Episode 4, “The Last Line”, see The Tenth Doctor appear, much to The Master’s disappointment, saying being represented by an incarnation of The Doctor he doesn’t recognise isn’t fair, but The Doctor knows him all to well. Unsurprisingly Derek Jacobi and David Tennant have excellent chemistry, waxing lyrical about old times and what they should do, but The Doctor refuses to lie and offers little defence. It’s a great story, very nearly worth the price of the set alone.
Great cover all round, I especially like the blend of neon blue and pink.
As mentioned, this has a lot in common with the Sixth Doctor TV epic “The Trial of a Time Lord” and seems to be set somewhere in the middle of the first War Master set “Only The Good” given the call back to Cole, who is part of the War Master’s final plan. The Tenth Doctor mentions meeting this incarnation “briefly” in his TV story “Utopia”, which forms a three-parter with “The Sound of Drums / The Last of the Time Lords”.

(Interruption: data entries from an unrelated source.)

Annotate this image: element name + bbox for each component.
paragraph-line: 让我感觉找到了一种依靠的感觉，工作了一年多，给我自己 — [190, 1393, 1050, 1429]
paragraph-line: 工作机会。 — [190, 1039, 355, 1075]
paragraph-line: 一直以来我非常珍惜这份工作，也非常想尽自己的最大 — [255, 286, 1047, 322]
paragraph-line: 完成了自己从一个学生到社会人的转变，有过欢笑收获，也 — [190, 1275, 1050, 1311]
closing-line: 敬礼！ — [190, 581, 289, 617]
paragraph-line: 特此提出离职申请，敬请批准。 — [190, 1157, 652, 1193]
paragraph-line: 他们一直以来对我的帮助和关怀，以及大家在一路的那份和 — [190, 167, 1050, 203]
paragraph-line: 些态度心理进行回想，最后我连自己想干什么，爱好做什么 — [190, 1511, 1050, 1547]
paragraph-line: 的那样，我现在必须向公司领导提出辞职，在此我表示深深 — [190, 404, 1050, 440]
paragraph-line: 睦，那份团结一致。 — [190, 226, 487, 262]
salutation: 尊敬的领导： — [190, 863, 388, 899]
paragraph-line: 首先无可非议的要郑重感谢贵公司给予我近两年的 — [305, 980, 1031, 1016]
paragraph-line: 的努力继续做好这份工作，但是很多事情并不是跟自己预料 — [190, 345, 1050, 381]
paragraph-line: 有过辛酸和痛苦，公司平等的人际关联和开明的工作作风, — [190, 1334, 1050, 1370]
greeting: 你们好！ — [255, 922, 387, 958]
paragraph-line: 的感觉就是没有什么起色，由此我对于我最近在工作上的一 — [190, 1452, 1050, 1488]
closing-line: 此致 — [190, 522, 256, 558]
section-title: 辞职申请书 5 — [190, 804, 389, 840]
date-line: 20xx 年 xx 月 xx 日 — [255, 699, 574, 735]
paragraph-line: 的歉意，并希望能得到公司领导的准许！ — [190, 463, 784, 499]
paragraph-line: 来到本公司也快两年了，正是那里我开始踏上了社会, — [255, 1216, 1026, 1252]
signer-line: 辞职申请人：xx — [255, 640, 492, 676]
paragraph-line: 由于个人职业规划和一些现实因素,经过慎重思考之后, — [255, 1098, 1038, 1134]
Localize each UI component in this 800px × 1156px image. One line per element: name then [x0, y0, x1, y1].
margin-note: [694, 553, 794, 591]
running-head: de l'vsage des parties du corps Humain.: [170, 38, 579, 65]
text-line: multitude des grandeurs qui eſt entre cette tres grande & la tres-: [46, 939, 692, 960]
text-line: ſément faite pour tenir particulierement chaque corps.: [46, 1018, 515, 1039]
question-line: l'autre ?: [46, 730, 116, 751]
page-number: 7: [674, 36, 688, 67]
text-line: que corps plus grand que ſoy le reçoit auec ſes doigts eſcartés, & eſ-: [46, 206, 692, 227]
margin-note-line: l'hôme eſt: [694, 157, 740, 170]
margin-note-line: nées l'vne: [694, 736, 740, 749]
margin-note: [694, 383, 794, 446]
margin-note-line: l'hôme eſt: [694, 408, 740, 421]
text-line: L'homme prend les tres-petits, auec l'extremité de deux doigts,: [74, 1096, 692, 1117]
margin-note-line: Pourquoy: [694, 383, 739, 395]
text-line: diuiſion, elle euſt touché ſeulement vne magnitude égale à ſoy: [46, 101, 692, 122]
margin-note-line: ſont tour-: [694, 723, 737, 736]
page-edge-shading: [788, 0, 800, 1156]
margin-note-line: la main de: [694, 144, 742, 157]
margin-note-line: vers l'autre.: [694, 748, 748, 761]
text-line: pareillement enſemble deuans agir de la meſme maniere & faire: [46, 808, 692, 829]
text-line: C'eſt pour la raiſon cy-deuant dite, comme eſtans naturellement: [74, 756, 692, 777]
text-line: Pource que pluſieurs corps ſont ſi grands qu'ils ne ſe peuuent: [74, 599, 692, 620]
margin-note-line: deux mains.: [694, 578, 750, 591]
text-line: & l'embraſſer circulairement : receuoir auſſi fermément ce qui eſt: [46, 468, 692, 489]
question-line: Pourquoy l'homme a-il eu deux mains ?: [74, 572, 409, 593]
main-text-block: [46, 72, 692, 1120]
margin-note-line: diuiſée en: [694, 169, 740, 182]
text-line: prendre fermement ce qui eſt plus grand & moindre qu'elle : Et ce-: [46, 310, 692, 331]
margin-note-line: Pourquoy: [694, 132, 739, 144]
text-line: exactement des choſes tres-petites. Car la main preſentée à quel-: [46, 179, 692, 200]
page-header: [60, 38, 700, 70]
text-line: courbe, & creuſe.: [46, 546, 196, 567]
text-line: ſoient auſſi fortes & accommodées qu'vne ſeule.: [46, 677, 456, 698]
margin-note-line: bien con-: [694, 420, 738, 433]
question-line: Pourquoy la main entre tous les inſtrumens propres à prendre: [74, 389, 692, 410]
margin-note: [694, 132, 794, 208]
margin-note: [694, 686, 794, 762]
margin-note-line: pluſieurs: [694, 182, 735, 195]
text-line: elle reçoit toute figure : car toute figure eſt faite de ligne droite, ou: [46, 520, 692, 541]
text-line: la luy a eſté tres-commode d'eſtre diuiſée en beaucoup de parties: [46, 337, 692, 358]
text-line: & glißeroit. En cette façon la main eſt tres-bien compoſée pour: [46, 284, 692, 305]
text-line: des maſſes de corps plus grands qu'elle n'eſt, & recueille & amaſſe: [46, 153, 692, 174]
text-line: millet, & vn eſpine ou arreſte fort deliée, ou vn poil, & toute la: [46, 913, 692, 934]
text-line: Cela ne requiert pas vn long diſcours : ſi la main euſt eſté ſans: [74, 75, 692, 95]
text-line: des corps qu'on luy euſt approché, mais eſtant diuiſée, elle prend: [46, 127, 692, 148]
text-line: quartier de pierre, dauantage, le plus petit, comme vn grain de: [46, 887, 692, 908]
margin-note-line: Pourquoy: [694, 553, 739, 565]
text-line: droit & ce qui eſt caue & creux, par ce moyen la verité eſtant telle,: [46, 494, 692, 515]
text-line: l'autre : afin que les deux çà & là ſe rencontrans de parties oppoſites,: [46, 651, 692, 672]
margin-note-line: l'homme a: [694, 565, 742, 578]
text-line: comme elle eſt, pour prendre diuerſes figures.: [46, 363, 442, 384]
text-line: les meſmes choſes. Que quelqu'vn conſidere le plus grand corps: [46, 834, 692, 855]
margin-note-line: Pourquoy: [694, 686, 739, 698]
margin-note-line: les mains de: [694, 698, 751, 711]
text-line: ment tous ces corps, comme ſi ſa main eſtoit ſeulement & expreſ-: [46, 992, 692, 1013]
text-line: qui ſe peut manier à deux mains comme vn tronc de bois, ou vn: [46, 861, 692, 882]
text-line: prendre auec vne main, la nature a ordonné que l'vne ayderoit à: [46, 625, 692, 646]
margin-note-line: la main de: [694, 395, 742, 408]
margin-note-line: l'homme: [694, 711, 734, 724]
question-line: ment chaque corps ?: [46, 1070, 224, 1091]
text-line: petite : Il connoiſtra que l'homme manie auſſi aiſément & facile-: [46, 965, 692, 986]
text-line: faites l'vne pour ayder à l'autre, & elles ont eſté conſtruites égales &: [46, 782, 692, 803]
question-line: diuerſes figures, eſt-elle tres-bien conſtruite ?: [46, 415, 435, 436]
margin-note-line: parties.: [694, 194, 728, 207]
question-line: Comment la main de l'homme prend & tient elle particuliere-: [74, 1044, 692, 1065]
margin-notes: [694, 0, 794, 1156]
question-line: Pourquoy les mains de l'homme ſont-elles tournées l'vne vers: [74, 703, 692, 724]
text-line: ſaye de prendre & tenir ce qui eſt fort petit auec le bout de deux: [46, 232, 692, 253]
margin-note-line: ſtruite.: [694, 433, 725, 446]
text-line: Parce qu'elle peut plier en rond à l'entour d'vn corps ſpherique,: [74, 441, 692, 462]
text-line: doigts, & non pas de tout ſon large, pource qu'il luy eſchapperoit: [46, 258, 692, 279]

I also have to mention that the War Master sings the Zagreus nursery rhyme during one of his and The Doctor’s conversations, a fun call back to Big Finish’s 40th Anniversary story “Zagreus”.
Self-Defence doesn’t blow you away with new ideas and original concepts but it does give Derek Jacobi more time to be amazing and gives us a great hour-long episode of the man playing off of David Tennant’s Doctor which pretty much makes the whole set worth it. Recommended.
Not much else to add, The War Master escapes prison by manipulating The Doctor and a young girl who served as his jailor and leaves them to their fate, The Doctor only just managing to pop back to his TARDIS and return to a post Time War universe. Usual stuff, but good fun nonetheless.
There is also a great scene in Episode 1 where he gets to liking one cold-hearted girl who didn’t even seem that bothered when her mother got tree’d out of existence but right at the end as proof that he doesn’t feel guilt he talks the girl into breaking down into tears and feeling guilty enough to turn into a tree. Just to prove a point! The War Master really is the cruellest incarnation, no doubt.